Qu'à cela ne tienne, Jean-Luc Mélenchon, Marine Le Pen et Eric Zemmour militent aujourd'hui ardemment pour une réforme de la règlementation actuelle. Ils ciblent en premier lieu la loi d'avril 2016 sur la modernisation des règles de l'élection présidentielle, qui rend publique la liste de tous les parrains des candidats. Avant cela, seule une partie des 500 parrainages validés était publiée, après un tirage au sort.

Davantage de transparence pour limiter le nombre de candidatures

Pour Eric Zemmour, cette loi supprimant l'anonymat relatif des signatures d'élus est un texte "inique" et un "scandale démocratique", comme il l'a affirmé sur Europe 1. De son côté, Jean-Luc Mélenchon veut "rétablir l'anonymat des parrainages que François Hollande et Manuel Valls avaient supprimé dans le but d'exercer des pressions" sur les élus.

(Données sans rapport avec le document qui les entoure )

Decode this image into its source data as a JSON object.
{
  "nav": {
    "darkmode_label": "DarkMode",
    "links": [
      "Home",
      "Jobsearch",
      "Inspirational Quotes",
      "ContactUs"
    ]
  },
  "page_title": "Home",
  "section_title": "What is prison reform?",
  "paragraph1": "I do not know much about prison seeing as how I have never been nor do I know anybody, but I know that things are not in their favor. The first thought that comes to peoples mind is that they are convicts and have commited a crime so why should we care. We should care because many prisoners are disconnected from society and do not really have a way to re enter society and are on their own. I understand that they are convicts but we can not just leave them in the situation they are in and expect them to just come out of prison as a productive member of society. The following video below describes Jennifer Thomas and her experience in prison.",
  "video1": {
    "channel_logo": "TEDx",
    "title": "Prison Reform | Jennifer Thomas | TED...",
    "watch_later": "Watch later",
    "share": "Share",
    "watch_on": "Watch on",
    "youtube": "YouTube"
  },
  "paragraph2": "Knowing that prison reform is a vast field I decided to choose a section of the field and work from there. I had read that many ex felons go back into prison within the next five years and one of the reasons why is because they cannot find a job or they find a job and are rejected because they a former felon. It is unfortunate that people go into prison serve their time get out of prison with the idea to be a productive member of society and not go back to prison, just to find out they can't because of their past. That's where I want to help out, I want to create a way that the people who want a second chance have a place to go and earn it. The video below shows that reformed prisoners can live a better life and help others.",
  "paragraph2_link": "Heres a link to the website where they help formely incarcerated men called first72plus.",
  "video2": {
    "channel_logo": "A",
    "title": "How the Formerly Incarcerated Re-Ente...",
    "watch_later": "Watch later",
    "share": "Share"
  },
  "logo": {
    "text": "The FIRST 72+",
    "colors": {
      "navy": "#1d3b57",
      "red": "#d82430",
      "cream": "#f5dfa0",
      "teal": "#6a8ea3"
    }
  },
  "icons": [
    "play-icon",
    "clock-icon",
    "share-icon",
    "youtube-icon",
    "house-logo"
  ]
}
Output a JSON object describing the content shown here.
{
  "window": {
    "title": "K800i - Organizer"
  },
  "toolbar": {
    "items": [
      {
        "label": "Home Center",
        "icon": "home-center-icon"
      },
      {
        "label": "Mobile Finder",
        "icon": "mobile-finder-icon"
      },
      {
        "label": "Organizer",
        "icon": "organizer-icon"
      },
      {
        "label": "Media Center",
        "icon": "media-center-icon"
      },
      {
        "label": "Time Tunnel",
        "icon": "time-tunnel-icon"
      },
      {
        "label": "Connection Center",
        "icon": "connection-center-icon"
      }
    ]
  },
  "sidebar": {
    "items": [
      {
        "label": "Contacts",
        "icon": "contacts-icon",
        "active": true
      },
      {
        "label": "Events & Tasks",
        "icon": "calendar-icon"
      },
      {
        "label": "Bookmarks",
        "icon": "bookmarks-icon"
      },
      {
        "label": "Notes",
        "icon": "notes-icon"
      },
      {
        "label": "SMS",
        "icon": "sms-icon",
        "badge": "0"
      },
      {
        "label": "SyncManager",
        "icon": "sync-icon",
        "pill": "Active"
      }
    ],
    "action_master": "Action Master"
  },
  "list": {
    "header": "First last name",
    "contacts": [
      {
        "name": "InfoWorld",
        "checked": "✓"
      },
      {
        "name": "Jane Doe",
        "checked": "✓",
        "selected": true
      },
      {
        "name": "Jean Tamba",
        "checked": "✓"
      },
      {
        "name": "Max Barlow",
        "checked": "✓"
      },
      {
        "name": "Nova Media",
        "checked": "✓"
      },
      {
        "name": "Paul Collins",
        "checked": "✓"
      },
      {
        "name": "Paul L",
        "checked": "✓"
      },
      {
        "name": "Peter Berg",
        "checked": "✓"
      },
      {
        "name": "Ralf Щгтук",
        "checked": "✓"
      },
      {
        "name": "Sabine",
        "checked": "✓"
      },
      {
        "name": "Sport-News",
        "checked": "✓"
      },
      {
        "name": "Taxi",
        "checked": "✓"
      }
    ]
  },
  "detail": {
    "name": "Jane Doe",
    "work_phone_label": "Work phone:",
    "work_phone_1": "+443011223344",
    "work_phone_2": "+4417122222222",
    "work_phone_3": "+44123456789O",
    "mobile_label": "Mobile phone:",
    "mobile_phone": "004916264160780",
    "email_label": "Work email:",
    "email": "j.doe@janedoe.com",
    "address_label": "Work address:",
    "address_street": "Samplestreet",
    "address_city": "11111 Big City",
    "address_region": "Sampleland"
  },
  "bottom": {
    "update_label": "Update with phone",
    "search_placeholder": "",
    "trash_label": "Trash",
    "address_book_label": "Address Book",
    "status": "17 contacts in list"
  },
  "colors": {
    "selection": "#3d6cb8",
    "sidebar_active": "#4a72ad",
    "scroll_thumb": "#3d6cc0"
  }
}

L'entourage de l'ancien chef de l'Etat assume auprès de franceinfo cette transparence accrue : "Le fait que les parrainages soient publics est-il un facteur dissuasif ? Sans doute. C'était le but de la loi, afin d'en rester à une dizaine de candidatures." Le maire de la petite commune de Salaunes, en Gironde, s'est ainsi retrouvé contesté par ses élus municipaux parce qu'il a annoncé qu'il parrainait Eric Zemmour, comme le rapporte Sud Ouest.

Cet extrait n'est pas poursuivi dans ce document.